SALT LAKE CITY — It’s been more than 175 years since Charles Dickens first published “A Christmas Carol,” but the book and its themes are as ingrained in the Christmas season as much as ever.
“It’s about a miser, Ebeneezer Scrooge, who gets visited by four ghosts on Christmas Eve,” said Natalie McKnight, president of the international Dickens Society, in an interview with the Deseret News. “Over the course of the night the ghosts reveal to him what he has become through visits to his past, current Christmas moments, and dark glimpses of what his future might bring.”
Dickens wrote a book that mirrored elements of his own Christmases. Like the characters in his book, he enjoyed spending the holiday with friends and family, eating good food and catching the movies of his time McKnight refers to as “magic shows and theatricals.”

But just as Christmas today seems to make everyone a bit kinder, Dickens also sensed the possibilities of redemption more keenly.
The theme of redemption appears early in the book, most notably through Scrooge’s witty sense of humor.
“This is one of my favorite parts!” said McKnight. “His humor lets us see early on that he is not beyond redemption, that there is still a human being inside there.”
“As early on as the visit with the Ghost of Christmas Past, he starts regretting how he treated carolers earlier that day,” said McKnight. “His redemption really begins when he feels for himself as an abandoned boy at school, and weeps. Having let himself feel his own pain, he starts being able to feel for others.”
Without giving away nearly two-century-old spoilers, Scrooge embarks on a series of adventures that teach him about his own redemptive potential. The businessman who is constantly sucked in by selfish motives and the demands of work may seem like a quaint 19th-century example, but McKnight says Scrooge is still relevant today.
“Most of us — including Dickens — have a tendency to shut down, close ourselves off, and become a bit miserly when overwhelmed with work and requests for money,” said McKnight. “It’s human nature and the Christmas season can add to the pressures.”
“‘A Christmas Carol’ helps us see what is perennially wonderful about the season, and how the real danger is not in opening ourselves to that wonder, but in shutting it out,” McKnight said.
Dickens didn’t invent the idea of redemption, but he succeeded in making the theme easily.
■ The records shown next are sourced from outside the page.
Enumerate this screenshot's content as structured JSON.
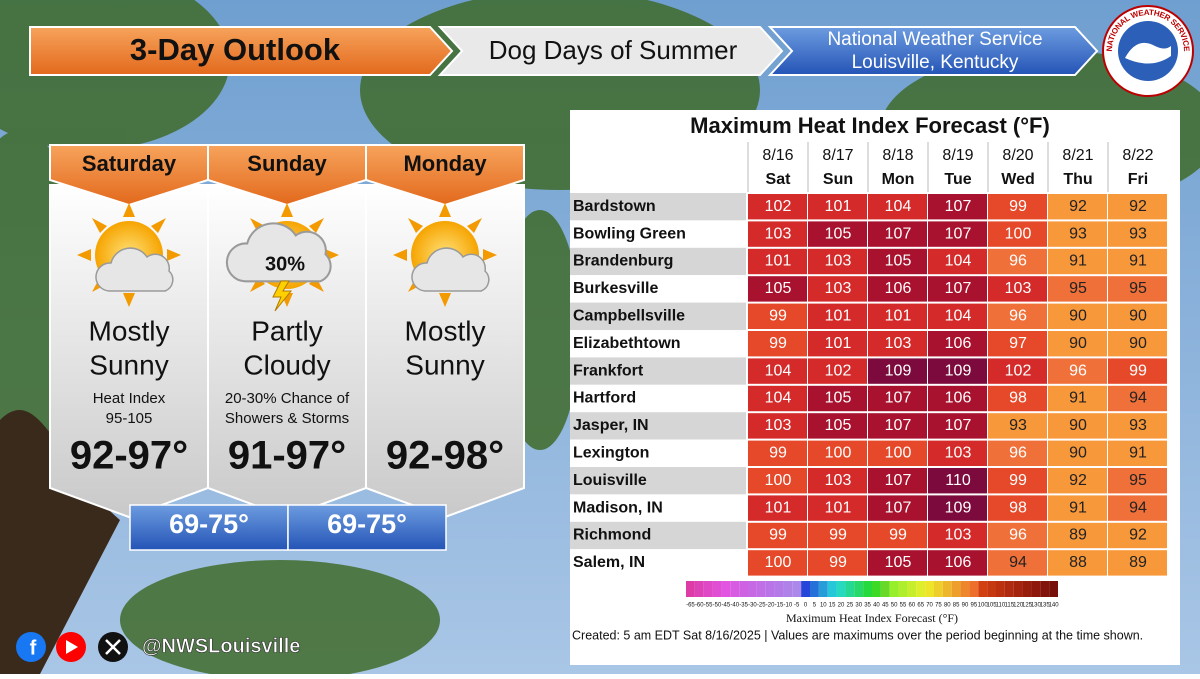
{
  "header": {
    "title": "3-Day Outlook",
    "subtitle": "Dog Days of Summer",
    "office": "National Weather Service",
    "location": "Louisville, Kentucky",
    "logo_text": "NATIONAL WEATHER SERVICE"
  },
  "days": [
    {
      "name": "Saturday",
      "condition": [
        "Mostly",
        "Sunny"
      ],
      "details": [
        "Heat Index",
        "95-105"
      ],
      "high": "92-97°"
    },
    {
      "name": "Sunday",
      "icon_label": "30%",
      "condition": [
        "Partly",
        "Cloudy"
      ],
      "details": [
        "20-30% Chance of",
        "Showers & Storms"
      ],
      "high": "91-97°"
    },
    {
      "name": "Monday",
      "condition": [
        "Mostly",
        "Sunny"
      ],
      "high": "92-98°"
    }
  ],
  "lows": [
    "69-75°",
    "69-75°"
  ],
  "table": {
    "title": "Maximum Heat Index Forecast (°F)",
    "dates": [
      "8/16",
      "8/17",
      "8/18",
      "8/19",
      "8/20",
      "8/21",
      "8/22"
    ],
    "weekdays": [
      "Sat",
      "Sun",
      "Mon",
      "Tue",
      "Wed",
      "Thu",
      "Fri"
    ],
    "rows": [
      {
        "name": "Bardstown",
        "values": [
          102,
          101,
          104,
          107,
          99,
          92,
          92
        ]
      },
      {
        "name": "Bowling Green",
        "values": [
          103,
          105,
          107,
          107,
          100,
          93,
          93
        ]
      },
      {
        "name": "Brandenburg",
        "values": [
          101,
          103,
          105,
          104,
          96,
          91,
          91
        ]
      },
      {
        "name": "Burkesville",
        "values": [
          105,
          103,
          106,
          107,
          103,
          95,
          95
        ]
      },
      {
        "name": "Campbellsville",
        "values": [
          99,
          101,
          101,
          104,
          96,
          90,
          90
        ]
      },
      {
        "name": "Elizabethtown",
        "values": [
          99,
          101,
          103,
          106,
          97,
          90,
          90
        ]
      },
      {
        "name": "Frankfort",
        "values": [
          104,
          102,
          109,
          109,
          102,
          96,
          99
        ]
      },
      {
        "name": "Hartford",
        "values": [
          104,
          105,
          107,
          106,
          98,
          91,
          94
        ]
      },
      {
        "name": "Jasper, IN",
        "values": [
          103,
          105,
          107,
          107,
          93,
          90,
          93
        ]
      },
      {
        "name": "Lexington",
        "values": [
          99,
          100,
          100,
          103,
          96,
          90,
          91
        ]
      },
      {
        "name": "Louisville",
        "values": [
          100,
          103,
          107,
          110,
          99,
          92,
          95
        ]
      },
      {
        "name": "Madison, IN",
        "values": [
          101,
          101,
          107,
          109,
          98,
          91,
          94
        ]
      },
      {
        "name": "Richmond",
        "values": [
          99,
          99,
          99,
          103,
          96,
          89,
          92
        ]
      },
      {
        "name": "Salem, IN",
        "values": [
          100,
          99,
          105,
          106,
          94,
          88,
          89
        ]
      }
    ],
    "legend": {
      "title": "Maximum Heat Index Forecast (°F)",
      "ticks": [
        -65,
        -60,
        -55,
        -50,
        -45,
        -40,
        -35,
        -30,
        -25,
        -20,
        -15,
        -10,
        -5,
        0,
        5,
        10,
        15,
        20,
        25,
        30,
        35,
        40,
        45,
        50,
        55,
        60,
        65,
        70,
        75,
        80,
        85,
        90,
        95,
        100,
        105,
        110,
        115,
        120,
        125,
        130,
        135,
        140
      ]
    },
    "footer": "Created: 5 am EDT Sat 8/16/2025  |  Values are maximums over the period beginning at the time shown."
  },
  "social": {
    "handle": "@NWSLouisville"
  }
}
As a result, his name has become nearly as synonymous with Christmas as hot cocoa and caroling.
What would Dickens think of being so closely associated with the season?
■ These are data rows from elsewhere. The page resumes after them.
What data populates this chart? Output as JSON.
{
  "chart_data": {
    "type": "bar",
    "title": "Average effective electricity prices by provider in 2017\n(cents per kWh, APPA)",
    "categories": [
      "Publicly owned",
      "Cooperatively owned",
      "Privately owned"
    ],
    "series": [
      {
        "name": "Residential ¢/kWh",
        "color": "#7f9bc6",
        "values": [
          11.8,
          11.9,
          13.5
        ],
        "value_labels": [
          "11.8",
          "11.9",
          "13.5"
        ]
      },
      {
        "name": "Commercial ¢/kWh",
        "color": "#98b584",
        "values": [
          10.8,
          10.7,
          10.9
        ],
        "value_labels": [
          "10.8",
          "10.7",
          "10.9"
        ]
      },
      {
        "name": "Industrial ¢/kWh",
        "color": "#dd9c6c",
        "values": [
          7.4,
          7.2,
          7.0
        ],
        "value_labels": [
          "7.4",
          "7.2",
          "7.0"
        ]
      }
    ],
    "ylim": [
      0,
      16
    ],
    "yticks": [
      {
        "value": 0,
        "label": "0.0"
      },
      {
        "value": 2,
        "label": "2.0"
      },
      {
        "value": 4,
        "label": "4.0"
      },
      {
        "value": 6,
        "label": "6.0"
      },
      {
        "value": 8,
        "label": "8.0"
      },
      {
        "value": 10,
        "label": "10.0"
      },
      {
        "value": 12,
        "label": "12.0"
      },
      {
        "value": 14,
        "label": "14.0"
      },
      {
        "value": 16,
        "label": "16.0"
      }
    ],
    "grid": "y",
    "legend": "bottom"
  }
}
“He would be amazed, and joyful and humbled,” said McKnight, who is writing a chapter on Christmas fiction for the tentatively titled “Oxford Handbook of Christmas” that will be released next year. “His presence at Christmas 150 years after his death is ubiquitous, and while he may have dreamed that would be the case, I think he’d still be shocked at how much ‘A Christmas Carol’ shapes our holidays.”